An infinite line charge produces a field of \[7.182 \times {10^8}N/C\] at a distance of \[2cm\]. The linear charge density is:
A. \[7.27 \times {10^{ - 4}}C/m\]
B. \[7.98 \times {10^{ - 4}}C/m\]
C. \[7.11 \times {10^{ - 4}}C/m\]
D. \[7.04 \times {10^{ - 4}}C/m\]

Answer 1

Hint: The electric field is a physical property that is present around every electric charge. For a positive charge, the electric field line originates and comes out in search of negative charges. If there is no negative charge found then the field lines will extend to infinity. To answer the above question we have a relation that connects the electric field produced by the infinite line charges and the linear charge density. We need to substitute the values in this relation to get our answer.

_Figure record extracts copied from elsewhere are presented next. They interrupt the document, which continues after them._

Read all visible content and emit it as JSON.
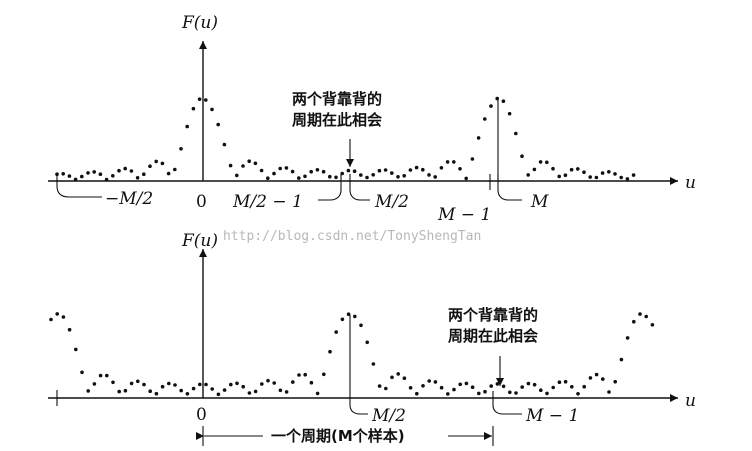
{
  "top": {
    "y_axis_label": "F(u)",
    "x_axis_label": "u",
    "ticks": {
      "neg_m_half": "−M/2",
      "zero": "0",
      "m_half_minus_1": "M/2 − 1",
      "m_half": "M/2",
      "m_minus_1": "M − 1",
      "m": "M"
    },
    "note_line1": "两个背靠背的",
    "note_line2": "周期在此相会"
  },
  "bottom": {
    "y_axis_label": "F(u)",
    "x_axis_label": "u",
    "ticks": {
      "zero": "0",
      "m_half": "M/2",
      "m_minus_1": "M − 1"
    },
    "note_line1": "两个背靠背的",
    "note_line2": "周期在此相会",
    "period_label": "一个周期(M个样本)"
  },
  "watermark": "http://blog.csdn.net/TonyShengTan"
}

Complete step by step solution:
Given that the electric field produced by the infinite line charge \[7.182 \times {10^8}N/C\]
The distance covered by the field lines, \[d = 2{\text{ }}cm\]

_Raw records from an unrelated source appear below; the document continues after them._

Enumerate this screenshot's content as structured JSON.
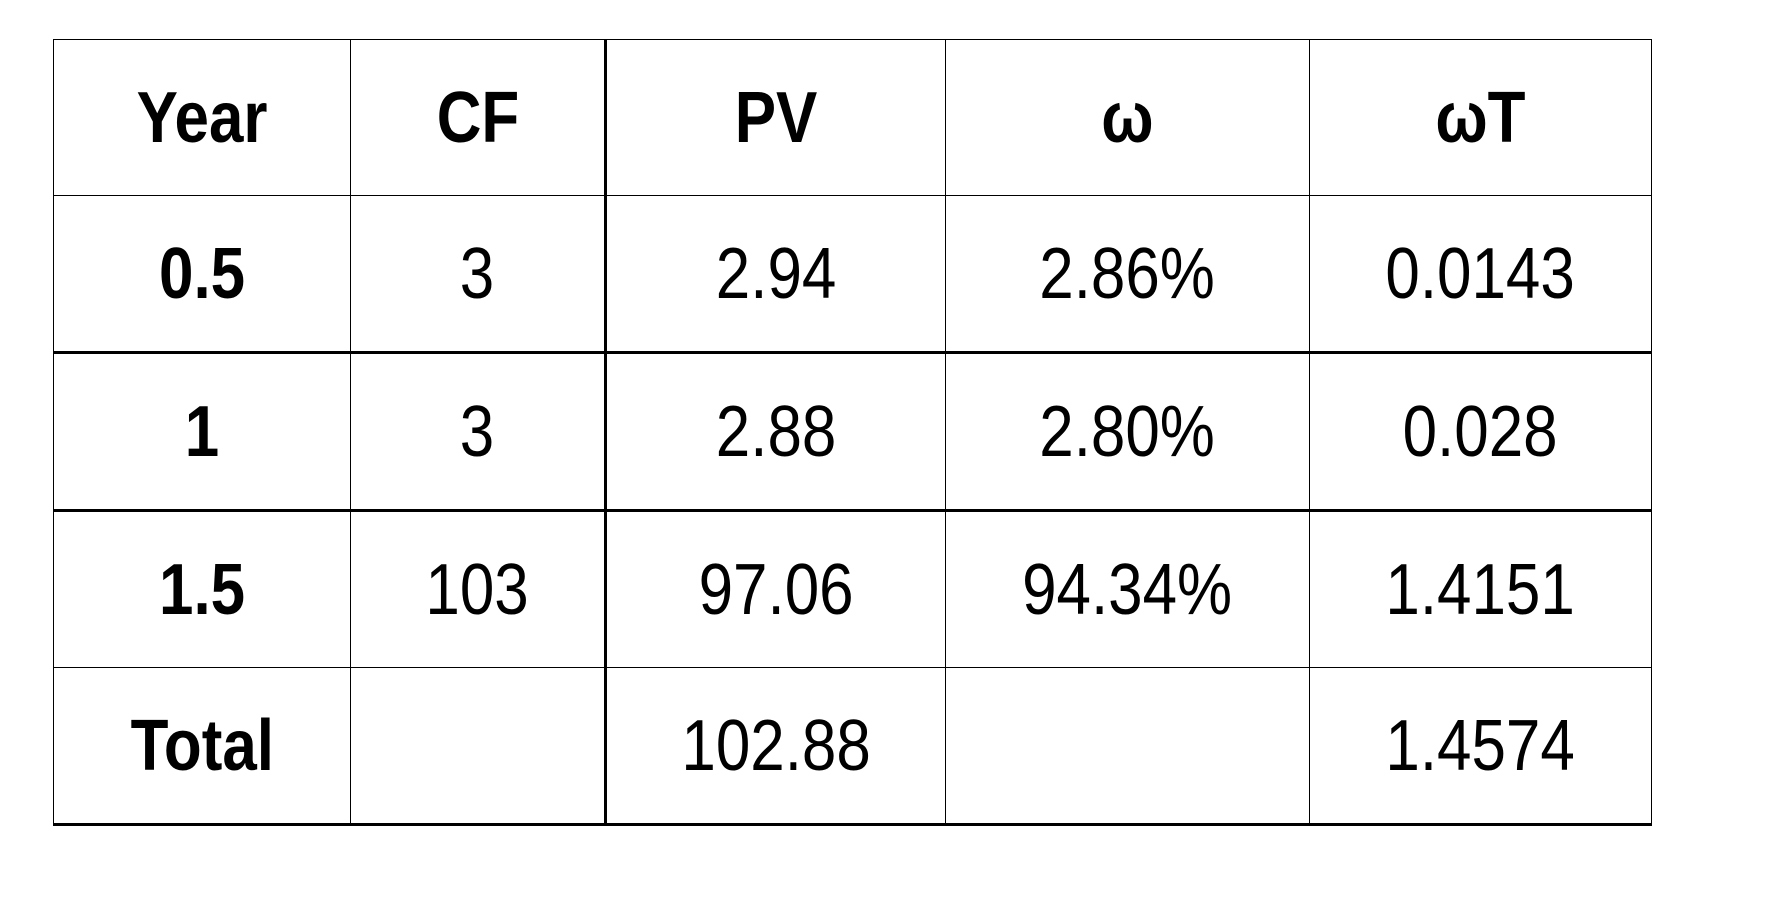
{
  "table": {
    "headers": [
      "Year",
      "CF",
      "PV",
      "ω",
      "ωT"
    ],
    "rows": [
      [
        "0.5",
        "3",
        "2.94",
        "2.86%",
        "0.0143"
      ],
      [
        "1",
        "3",
        "2.88",
        "2.80%",
        "0.028"
      ],
      [
        "1.5",
        "103",
        "97.06",
        "94.34%",
        "1.4151"
      ],
      [
        "Total",
        "",
        "102.88",
        "",
        "1.4574"
      ]
    ]
  }
}
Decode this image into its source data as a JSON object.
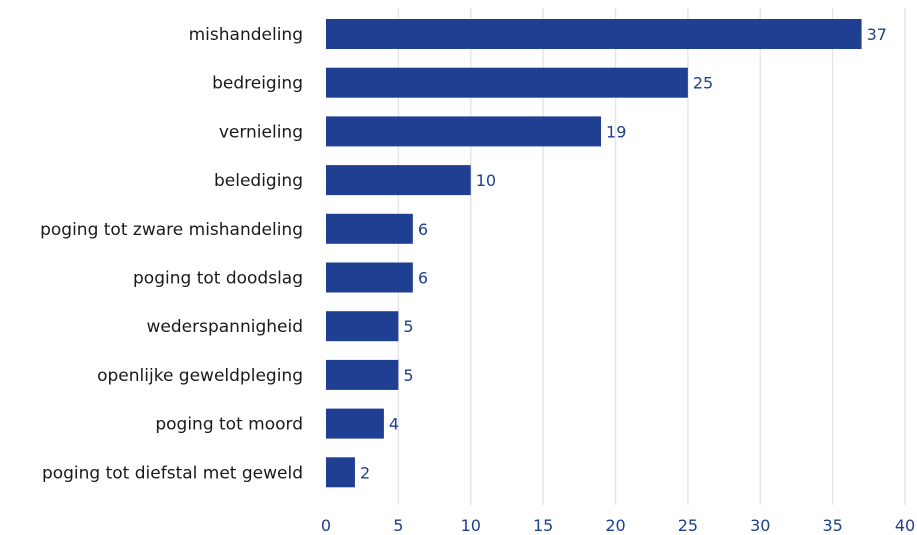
{
  "chart_data": {
    "type": "bar",
    "orientation": "horizontal",
    "categories": [
      "mishandeling",
      "bedreiging",
      "vernieling",
      "belediging",
      "poging tot zware mishandeling",
      "poging tot doodslag",
      "wederspannigheid",
      "openlijke geweldpleging",
      "poging tot moord",
      "poging tot diefstal met geweld"
    ],
    "values": [
      37,
      25,
      19,
      10,
      6,
      6,
      5,
      5,
      4,
      2
    ],
    "xlim": [
      0,
      40
    ],
    "xticks": [
      0,
      5,
      10,
      15,
      20,
      25,
      30,
      35,
      40
    ],
    "grid": "vertical",
    "title": "",
    "xlabel": "",
    "ylabel": "",
    "colors": {
      "bar": "#1f3f93",
      "grid": "#e6e6e6",
      "value_text": "#1f3f8f",
      "tick_text": "#1f3f8f",
      "category_text": "#1a1a1a"
    }
  }
}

The formula given for the electric field produced by an infinite line charge is,
\[E = \dfrac{\lambda }{{2\pi { \in _0}d}}\]
Here \[E\] is the electric field produced
\[\lambda \] is the linear charge density.

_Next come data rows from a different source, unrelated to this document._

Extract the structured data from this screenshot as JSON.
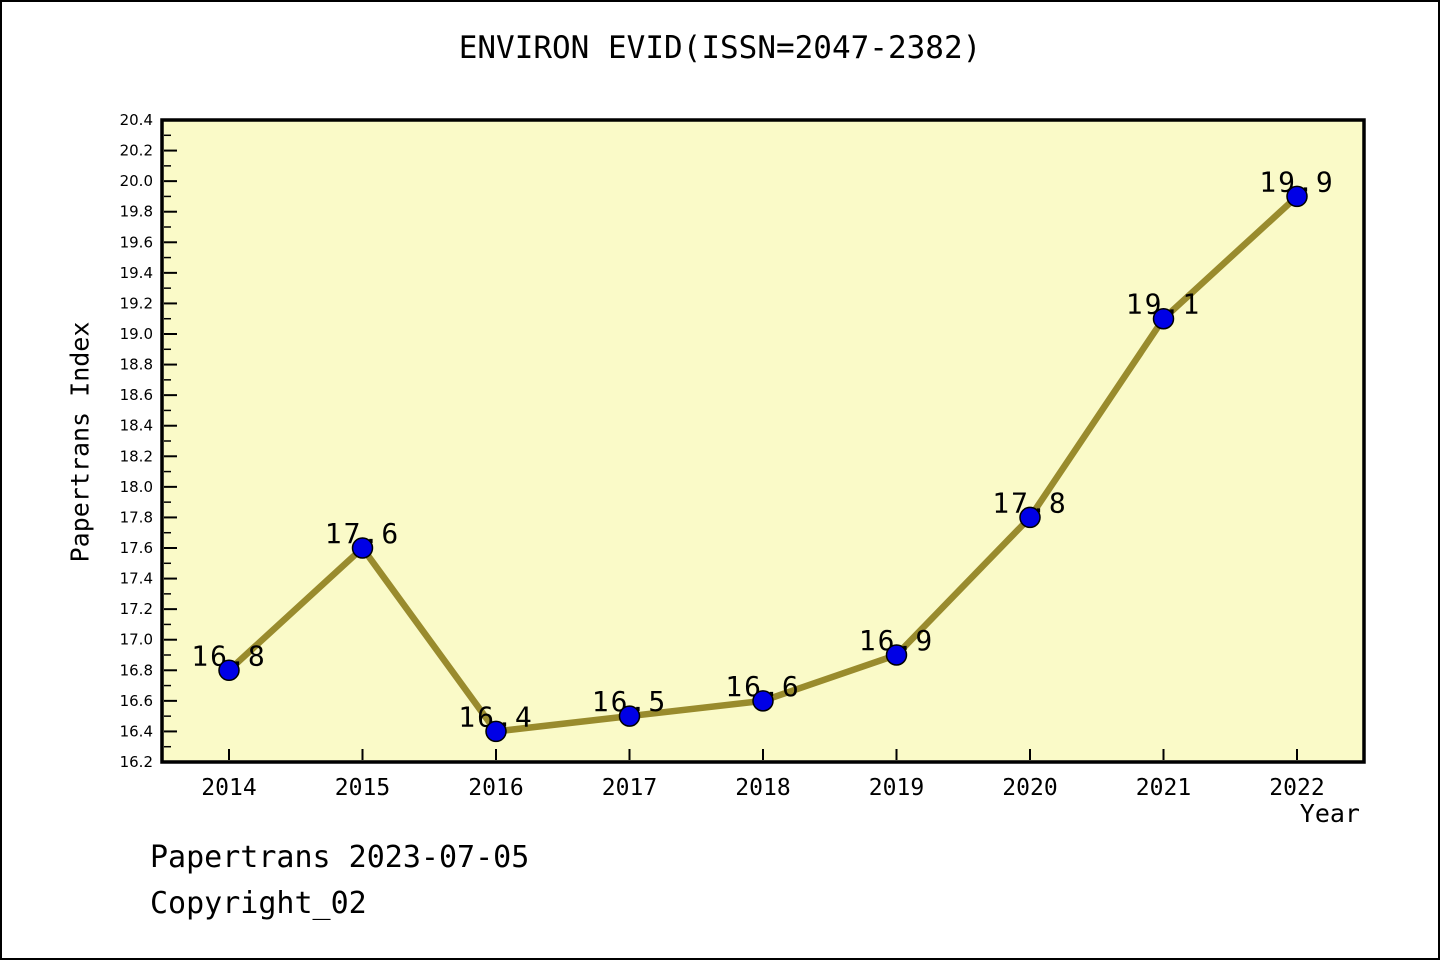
{
  "header": {
    "title": "ENVIRON EVID(ISSN=2047-2382)"
  },
  "chart_data": {
    "type": "line",
    "title": "ENVIRON EVID(ISSN=2047-2382)",
    "xlabel": "Year",
    "ylabel": "Papertrans Index",
    "categories": [
      2014,
      2015,
      2016,
      2017,
      2018,
      2019,
      2020,
      2021,
      2022
    ],
    "series": [
      {
        "name": "Papertrans Index",
        "values": [
          16.8,
          17.6,
          16.4,
          16.5,
          16.6,
          16.9,
          17.8,
          19.1,
          19.9
        ]
      }
    ],
    "point_labels": [
      "16.8",
      "17.6",
      "16.4",
      "16.5",
      "16.6",
      "16.9",
      "17.8",
      "19.1",
      "19.9"
    ],
    "ylim": [
      16.2,
      20.4
    ],
    "ytick_step": 0.2,
    "ytick_minor_step": 0.1,
    "grid": false,
    "legend": "none",
    "colors": {
      "line": "#998B2D",
      "marker_fill": "#0000E6",
      "marker_edge": "#000000",
      "plot_background": "#FAFAC8",
      "axis": "#000000",
      "text": "#000000"
    }
  },
  "footer": {
    "line1": "Papertrans 2023-07-05",
    "line2": "Copyright_02"
  }
}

\[{ \in _0}\] is the permittivity of free space
\[d\] is the distance
We know the value for \[\dfrac{1}{{4\pi { \in _0}}} = 9 \times {10^9}N{m^2}{C^{ - 2}}\]
Rearranging this, \[\dfrac{1}{{4 \times 9 \times {{10}^9}}} = \pi { \in _0}\]
Therefore substituting all the known values in the electric field equation we get,
\[\lambda = E \times 2\pi { \in _0}d\]
\[\lambda = 7.182 \times {10^8} \times 2 \times \dfrac{1}{{4 \times 9 \times {{10}^9}}} \times 0.02\] (Since \[2cm = 0.02m\] )
Solving the above equation we get,
\[\lambda = 7.98 \times {10^{ - 4}}C/m\]
Correct Answer:
The linear charge density is found to be \[7.98 \times {10^{ - 4}}C/m\].
Therefore the correct option is B.

Note:
The measure of the number of electric charges accumulated per unit area of a surface or unit volume of a body or a field can be described as charge density. Charge density is of three types based on area, volume, or length. The three types of charge density are linear charge density, surface charge density, and volume charge density. If we consider a point on a linear line of charge the measure of the charge distributed per unit length is described as the linear charge density. It can be represented by \[\lambda \].